Tuesday, November 13, 2007

Josipovici elsewhere

Since I've been focusing so much on Gabriel Josipovici around here (click below on the Josipovici label for the whole lot), I'd be remiss if I didn't point you to the recent flurry of web activity about him and his work:

Tales from the Reading Room on Everything Passes.

Imani at The Books of My Numberless Dreams has three recent posts (one, two, three) on re-reading Goldberg: Variations. (Again, here are my review and follow-up.)

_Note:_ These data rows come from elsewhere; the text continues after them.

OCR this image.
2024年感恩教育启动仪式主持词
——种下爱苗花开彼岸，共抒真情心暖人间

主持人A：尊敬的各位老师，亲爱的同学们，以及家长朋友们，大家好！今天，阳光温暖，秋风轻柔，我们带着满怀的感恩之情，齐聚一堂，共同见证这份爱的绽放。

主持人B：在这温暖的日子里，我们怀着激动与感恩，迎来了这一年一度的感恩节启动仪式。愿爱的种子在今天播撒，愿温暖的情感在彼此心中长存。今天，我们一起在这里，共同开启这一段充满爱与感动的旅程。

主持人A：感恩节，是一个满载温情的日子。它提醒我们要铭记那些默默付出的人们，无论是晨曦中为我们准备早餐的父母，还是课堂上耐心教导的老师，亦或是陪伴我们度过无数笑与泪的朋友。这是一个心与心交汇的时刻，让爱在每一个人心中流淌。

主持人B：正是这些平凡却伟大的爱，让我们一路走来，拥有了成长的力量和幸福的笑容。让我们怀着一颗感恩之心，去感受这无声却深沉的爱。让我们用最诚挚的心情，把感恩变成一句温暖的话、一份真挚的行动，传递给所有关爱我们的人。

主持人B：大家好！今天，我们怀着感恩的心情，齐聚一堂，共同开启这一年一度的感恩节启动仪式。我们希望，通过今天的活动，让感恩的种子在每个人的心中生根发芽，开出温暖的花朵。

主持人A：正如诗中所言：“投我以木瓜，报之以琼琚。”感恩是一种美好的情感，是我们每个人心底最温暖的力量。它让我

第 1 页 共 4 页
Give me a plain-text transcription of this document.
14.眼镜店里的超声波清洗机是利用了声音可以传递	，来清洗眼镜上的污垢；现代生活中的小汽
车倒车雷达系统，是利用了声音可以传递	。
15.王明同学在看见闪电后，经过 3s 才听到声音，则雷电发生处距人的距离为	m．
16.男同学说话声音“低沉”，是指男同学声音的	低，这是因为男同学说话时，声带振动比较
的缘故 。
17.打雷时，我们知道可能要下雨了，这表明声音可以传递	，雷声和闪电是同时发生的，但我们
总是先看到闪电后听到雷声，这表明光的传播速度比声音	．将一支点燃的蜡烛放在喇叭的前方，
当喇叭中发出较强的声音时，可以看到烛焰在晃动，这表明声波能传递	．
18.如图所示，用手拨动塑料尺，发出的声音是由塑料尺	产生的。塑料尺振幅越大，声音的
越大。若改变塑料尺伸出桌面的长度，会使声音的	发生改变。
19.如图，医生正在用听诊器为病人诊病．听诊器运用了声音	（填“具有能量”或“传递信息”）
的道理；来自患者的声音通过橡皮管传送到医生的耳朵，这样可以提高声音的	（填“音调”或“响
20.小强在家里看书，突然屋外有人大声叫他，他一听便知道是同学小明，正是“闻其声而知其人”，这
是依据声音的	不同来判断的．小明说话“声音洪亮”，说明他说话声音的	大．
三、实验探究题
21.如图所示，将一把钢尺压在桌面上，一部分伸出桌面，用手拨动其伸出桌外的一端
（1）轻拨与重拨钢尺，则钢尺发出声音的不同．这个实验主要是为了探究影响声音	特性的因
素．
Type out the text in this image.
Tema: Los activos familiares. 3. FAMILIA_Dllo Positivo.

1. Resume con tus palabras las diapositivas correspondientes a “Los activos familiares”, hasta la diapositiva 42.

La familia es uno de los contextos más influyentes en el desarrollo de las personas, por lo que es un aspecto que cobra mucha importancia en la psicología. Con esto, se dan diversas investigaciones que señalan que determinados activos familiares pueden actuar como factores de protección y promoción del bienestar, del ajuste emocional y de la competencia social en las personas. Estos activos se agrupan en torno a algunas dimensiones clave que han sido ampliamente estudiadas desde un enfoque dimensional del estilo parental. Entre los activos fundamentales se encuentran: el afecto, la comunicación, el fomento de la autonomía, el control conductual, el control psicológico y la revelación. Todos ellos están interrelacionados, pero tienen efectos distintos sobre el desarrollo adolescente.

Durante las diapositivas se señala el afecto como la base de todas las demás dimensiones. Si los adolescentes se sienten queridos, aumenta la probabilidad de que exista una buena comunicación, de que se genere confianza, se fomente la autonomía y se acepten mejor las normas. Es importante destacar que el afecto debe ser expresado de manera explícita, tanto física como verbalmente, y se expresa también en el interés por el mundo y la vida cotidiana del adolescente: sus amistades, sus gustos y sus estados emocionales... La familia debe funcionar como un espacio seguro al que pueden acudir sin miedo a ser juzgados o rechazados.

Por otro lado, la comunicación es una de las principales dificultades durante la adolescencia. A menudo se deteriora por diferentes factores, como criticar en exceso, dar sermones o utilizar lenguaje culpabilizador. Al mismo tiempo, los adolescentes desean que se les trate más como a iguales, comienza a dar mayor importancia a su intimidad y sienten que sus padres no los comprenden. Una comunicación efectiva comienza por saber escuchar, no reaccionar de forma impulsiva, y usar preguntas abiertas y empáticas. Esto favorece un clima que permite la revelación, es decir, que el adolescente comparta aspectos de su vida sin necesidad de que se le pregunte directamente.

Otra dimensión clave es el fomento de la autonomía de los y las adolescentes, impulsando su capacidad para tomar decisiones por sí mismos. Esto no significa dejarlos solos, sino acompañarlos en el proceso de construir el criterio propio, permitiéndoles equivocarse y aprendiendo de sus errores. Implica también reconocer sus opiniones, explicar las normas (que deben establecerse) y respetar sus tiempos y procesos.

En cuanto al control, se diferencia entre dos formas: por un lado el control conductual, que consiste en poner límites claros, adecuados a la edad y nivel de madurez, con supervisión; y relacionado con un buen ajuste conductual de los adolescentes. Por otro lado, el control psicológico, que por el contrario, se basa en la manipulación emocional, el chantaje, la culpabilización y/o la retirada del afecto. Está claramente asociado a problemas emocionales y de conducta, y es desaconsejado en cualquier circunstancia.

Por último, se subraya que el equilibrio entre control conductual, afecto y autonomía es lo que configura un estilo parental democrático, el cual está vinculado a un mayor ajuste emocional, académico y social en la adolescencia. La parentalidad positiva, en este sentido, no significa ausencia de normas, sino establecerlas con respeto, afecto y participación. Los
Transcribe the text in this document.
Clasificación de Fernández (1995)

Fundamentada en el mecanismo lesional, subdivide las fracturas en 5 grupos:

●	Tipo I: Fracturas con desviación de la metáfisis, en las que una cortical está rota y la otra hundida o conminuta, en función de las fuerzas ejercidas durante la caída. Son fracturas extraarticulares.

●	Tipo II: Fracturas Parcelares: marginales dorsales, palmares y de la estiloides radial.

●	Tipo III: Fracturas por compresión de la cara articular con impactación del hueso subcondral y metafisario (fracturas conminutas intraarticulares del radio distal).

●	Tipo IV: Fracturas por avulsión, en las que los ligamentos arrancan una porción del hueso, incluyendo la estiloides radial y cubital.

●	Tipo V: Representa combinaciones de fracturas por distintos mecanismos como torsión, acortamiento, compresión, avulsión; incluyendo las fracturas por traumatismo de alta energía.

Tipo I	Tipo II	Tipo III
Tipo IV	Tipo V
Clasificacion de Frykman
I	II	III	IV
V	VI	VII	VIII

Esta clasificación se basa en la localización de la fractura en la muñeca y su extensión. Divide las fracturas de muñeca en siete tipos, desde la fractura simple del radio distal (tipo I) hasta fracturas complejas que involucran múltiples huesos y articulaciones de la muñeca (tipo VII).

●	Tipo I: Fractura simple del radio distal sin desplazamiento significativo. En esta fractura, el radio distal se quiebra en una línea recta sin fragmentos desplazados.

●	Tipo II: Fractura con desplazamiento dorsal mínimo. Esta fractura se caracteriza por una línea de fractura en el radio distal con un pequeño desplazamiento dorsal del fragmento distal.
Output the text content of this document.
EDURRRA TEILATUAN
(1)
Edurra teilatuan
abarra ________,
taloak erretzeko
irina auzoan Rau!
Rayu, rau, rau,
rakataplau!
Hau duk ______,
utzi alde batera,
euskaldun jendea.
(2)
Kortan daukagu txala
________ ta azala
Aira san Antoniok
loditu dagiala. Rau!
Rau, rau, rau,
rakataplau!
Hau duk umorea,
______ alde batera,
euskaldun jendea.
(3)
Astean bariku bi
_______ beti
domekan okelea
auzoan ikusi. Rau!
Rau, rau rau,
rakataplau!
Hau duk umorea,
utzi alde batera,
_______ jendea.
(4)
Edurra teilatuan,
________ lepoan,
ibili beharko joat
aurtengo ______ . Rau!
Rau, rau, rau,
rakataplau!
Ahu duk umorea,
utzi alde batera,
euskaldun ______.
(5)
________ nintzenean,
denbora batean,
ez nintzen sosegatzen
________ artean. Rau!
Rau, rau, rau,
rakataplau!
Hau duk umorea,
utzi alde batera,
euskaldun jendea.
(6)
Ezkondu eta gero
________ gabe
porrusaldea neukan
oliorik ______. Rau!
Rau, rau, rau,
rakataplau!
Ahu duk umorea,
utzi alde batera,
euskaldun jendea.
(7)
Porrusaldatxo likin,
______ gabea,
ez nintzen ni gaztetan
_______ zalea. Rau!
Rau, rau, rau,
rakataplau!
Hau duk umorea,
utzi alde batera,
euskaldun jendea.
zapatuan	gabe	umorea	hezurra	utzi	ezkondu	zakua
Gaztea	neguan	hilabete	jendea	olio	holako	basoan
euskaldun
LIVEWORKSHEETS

At ReadySteadyBook, Ismo Santala discusses Josipovici's novel, The Air We Breathe (published in 1981). Just a couple of months ago, also at ReadySteadyBook, Santala had reviewed Josipovici's early novel, The Inventory (published in 1968). These are tantalizing glimpses into novels that are out of print and thus very difficult to find (especially here in the States). It seems to me that Josipovici's fiction is a reissue program waiting to happen.

Finally, and arguably gratuitously, I note that Patrick Kurp asked in passing last week whether Josipovici had "ever liked anything worth reading?" I guess it depends on whether one thinks the Bible, or Dante or Shakespeare or Kierkegaard or Kafka or Proust or Beckett are worth reading, to name only those writers about whom Josipovici's written with love and insight in The Book of God or On Trust, which is to say nothing of Joyce or Nabokov or Bellow or Thomas Bernhard or Muriel Spark or Peter Handke or numerous others. Kurp's post begins like this: "Guilt by association is not always unfair. When certain readers and critics trumpet a book, it amounts to the opposite of an imprimatur: You can assume it is error-ridden and a waste of your precious time." True enough as a general principle, I suppose, but in this case comically misapplied. If anything, the exact opposite is the case with Josipovici. When he shines his loving, critical eye on a writer I'd previously not considered, I then go out of my way to read that writer.